Dans une commission scolaire, des rencontres sont tenues entre les enseignantes et les enseignants de la classe terminal du primaire et celles et ceux de la première classe du secondaire afin qu’ils partagent leurs préoccupations et leurs attentes réciproques et évaluent leurs collaborations, et ce, en vue d’améliorer la qualité du passage des élèves entre le primaire et le secondaire.

Voilà beaucoup d'instances qui « veillent » sur le même objet! Pourtant, seule l'école dispense des services éducatifs. Mais la loi légitime ainsi chaque palier à intervenir sur le niveau inférieur. Chacun devrait plutôt être responsable de la qualité des seuls services qu'en vertu de sa mission spécifique il est appelé à rendre en propre.

Ainsi, que le MELS s'assure de la qualité du régime pédagogique et des programmes qu'il prescrit, on lui demandera encore qu'il accorde les ressources financières nécessaires à la réalisation de la mission des écoles. Telle est sa mission propre.

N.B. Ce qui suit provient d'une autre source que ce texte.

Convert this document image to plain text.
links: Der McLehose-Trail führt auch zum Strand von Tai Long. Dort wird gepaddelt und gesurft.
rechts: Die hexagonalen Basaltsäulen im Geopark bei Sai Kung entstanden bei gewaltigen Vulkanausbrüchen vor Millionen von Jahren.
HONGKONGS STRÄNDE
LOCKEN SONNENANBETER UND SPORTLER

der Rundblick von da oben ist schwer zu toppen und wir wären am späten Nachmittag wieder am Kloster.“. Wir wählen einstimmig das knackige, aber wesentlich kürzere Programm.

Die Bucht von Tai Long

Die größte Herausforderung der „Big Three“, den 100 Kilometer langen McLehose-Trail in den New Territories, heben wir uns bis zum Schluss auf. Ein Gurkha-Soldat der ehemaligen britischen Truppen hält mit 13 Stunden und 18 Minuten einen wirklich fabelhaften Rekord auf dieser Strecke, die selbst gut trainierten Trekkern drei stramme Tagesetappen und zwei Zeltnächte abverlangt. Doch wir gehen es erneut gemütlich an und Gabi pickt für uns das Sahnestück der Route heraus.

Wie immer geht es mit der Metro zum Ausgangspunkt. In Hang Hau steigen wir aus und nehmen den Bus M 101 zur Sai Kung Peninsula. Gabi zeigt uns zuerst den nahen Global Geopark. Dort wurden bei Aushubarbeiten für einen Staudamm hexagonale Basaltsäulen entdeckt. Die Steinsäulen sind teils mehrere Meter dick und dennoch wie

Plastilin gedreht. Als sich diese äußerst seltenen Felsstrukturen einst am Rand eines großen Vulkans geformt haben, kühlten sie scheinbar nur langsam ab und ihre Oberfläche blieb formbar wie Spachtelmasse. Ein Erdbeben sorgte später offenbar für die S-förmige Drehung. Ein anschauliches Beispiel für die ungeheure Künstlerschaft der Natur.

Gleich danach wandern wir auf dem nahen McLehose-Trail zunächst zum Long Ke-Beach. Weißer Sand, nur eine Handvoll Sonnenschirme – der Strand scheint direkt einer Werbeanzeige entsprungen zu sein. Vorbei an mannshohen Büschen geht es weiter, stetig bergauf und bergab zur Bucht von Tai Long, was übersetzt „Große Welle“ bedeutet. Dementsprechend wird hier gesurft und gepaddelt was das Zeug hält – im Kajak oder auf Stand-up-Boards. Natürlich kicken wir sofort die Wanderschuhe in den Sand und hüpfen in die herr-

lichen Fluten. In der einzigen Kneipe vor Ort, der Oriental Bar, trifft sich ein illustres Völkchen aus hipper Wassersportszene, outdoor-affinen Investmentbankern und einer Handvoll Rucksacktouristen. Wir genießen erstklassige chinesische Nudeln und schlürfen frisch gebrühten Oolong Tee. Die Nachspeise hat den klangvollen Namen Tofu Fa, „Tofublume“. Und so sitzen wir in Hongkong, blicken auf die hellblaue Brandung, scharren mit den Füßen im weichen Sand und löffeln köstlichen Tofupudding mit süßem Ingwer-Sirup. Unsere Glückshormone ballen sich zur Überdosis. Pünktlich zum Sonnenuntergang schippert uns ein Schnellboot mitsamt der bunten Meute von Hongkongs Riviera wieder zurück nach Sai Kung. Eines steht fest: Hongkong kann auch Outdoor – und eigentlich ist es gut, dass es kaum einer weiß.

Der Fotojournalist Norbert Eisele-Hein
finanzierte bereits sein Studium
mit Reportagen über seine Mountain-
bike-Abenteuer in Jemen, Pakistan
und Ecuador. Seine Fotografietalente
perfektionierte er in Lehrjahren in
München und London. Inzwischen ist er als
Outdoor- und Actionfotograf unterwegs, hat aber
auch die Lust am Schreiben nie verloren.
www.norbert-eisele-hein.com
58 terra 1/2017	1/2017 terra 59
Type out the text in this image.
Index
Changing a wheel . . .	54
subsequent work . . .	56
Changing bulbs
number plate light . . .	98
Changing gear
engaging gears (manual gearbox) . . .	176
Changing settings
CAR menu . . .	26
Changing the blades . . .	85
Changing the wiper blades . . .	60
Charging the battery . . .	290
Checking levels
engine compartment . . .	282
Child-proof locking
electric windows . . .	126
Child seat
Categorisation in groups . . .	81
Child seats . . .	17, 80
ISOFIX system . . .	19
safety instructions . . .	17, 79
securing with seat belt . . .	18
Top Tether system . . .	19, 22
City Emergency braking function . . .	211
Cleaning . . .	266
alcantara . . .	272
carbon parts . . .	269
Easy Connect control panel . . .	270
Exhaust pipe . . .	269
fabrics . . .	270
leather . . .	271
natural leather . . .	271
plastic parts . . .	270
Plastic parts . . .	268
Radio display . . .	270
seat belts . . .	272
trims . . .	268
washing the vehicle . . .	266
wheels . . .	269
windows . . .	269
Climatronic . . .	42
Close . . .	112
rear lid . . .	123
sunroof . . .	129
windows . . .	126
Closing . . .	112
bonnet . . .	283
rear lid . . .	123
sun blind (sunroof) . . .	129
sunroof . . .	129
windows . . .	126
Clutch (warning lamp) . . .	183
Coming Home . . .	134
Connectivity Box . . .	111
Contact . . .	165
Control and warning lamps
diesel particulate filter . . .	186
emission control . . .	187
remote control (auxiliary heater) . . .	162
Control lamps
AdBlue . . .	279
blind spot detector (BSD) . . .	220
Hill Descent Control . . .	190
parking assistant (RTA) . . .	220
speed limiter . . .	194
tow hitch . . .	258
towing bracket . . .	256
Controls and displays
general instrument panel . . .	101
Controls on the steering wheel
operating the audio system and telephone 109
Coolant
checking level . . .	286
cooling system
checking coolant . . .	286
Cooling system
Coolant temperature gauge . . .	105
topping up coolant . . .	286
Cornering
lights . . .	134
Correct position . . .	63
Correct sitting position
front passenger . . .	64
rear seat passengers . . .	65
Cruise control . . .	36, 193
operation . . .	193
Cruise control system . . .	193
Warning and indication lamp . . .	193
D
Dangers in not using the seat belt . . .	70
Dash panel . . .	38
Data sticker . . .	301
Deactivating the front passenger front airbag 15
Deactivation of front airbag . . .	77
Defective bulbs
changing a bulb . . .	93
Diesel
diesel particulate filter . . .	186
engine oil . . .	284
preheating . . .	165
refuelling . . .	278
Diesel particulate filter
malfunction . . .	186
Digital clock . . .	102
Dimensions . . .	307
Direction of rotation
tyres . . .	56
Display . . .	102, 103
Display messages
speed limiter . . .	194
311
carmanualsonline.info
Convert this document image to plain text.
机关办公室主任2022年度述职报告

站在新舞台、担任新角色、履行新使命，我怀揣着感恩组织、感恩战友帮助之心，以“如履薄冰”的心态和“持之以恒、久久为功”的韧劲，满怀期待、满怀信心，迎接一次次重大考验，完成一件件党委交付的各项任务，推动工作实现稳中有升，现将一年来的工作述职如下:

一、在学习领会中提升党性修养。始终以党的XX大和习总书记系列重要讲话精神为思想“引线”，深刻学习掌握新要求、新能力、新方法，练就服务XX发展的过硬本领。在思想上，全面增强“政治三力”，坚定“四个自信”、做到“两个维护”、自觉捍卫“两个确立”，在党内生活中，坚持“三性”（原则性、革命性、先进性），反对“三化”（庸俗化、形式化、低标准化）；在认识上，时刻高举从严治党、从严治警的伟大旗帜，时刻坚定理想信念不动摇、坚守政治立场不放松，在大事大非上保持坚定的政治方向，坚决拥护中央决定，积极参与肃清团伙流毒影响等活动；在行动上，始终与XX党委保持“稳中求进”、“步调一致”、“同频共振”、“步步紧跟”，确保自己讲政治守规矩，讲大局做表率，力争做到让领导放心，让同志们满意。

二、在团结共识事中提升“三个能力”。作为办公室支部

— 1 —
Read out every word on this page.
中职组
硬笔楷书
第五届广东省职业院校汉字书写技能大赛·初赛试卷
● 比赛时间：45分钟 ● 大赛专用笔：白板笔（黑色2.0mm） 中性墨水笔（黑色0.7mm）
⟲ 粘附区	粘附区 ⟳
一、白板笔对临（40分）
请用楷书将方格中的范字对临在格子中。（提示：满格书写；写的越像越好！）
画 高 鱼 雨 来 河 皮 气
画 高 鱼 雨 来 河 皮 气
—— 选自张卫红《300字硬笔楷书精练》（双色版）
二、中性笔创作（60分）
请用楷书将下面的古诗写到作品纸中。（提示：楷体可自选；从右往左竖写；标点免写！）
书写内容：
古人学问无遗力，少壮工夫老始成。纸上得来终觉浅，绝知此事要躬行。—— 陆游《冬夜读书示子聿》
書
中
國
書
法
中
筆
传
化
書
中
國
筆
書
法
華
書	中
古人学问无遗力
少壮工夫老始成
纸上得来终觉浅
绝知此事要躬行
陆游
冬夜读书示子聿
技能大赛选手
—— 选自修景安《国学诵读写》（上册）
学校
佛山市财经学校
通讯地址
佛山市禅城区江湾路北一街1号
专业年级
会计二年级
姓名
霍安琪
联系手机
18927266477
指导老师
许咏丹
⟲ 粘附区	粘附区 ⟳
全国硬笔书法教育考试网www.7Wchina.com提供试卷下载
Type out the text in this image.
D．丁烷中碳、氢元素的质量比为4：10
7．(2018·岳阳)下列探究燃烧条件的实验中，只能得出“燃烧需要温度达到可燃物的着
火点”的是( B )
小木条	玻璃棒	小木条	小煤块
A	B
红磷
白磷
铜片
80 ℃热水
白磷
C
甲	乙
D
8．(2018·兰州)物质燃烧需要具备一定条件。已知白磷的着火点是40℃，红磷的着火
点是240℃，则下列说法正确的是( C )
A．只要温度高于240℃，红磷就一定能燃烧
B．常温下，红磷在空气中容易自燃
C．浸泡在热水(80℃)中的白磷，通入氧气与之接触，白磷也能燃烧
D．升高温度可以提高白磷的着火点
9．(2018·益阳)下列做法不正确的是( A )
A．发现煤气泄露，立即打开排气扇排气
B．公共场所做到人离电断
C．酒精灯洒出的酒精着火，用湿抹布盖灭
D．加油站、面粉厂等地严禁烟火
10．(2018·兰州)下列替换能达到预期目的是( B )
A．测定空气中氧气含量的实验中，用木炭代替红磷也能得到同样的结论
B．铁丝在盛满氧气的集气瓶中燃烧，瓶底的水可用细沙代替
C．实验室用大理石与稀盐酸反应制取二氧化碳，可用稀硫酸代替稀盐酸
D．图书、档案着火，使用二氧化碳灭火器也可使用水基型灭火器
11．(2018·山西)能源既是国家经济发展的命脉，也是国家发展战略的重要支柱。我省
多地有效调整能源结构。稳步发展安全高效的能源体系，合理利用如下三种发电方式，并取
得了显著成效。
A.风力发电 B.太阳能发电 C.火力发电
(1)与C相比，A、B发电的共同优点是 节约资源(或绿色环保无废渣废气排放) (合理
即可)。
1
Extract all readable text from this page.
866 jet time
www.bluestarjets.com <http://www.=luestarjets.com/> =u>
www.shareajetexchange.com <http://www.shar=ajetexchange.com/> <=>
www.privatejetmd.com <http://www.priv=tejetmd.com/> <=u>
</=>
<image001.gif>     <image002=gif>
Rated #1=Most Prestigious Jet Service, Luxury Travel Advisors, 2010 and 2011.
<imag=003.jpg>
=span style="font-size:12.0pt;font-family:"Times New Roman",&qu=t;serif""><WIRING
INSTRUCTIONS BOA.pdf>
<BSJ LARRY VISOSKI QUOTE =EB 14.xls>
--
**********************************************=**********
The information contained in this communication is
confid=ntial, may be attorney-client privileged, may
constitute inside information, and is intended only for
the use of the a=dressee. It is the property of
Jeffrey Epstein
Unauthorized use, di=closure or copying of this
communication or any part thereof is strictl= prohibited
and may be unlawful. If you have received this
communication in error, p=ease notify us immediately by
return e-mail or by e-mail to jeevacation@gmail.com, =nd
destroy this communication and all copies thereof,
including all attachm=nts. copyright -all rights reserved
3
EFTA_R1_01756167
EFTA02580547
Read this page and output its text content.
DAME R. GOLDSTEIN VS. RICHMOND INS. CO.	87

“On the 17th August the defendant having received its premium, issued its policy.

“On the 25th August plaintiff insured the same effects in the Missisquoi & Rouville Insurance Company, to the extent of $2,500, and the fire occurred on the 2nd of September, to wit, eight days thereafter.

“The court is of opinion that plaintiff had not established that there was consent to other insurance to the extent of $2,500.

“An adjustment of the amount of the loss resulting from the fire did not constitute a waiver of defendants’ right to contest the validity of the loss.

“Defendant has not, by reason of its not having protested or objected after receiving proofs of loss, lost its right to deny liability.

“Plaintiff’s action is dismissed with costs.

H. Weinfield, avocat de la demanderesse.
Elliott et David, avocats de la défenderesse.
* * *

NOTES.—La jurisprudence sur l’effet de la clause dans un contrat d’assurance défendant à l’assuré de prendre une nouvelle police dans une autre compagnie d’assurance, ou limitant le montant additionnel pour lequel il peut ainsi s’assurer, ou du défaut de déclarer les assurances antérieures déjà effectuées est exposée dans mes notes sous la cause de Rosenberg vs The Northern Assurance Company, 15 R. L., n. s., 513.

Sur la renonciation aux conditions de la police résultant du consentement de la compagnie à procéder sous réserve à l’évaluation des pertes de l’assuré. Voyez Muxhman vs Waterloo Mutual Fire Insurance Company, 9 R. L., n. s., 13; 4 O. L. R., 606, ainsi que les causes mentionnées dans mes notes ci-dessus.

Les commissions scolaires ont comme mission première d'organiser les services sur leur territoire. Cela passe par une allocation équitable des ressources humaines, matérielles et financières à chaque école. Cela touche encore l'embauche d'un personnel compétent, la gestion d'un parc immobilier adéquat, le transport scolaire efficace et un ensemble de services administratifs efficients. C'est de la qualité de ces services qu'elle doit s'assurer.

Il faut rappeler aussi que les commissions scolaires sont responsables de l'éducation des adultes et de la formation professionnelle. Elles jouent ainsi un rôle indispensable dans le développement économique. On trouve là la meilleure justification de la dimension régionale de leur territoire.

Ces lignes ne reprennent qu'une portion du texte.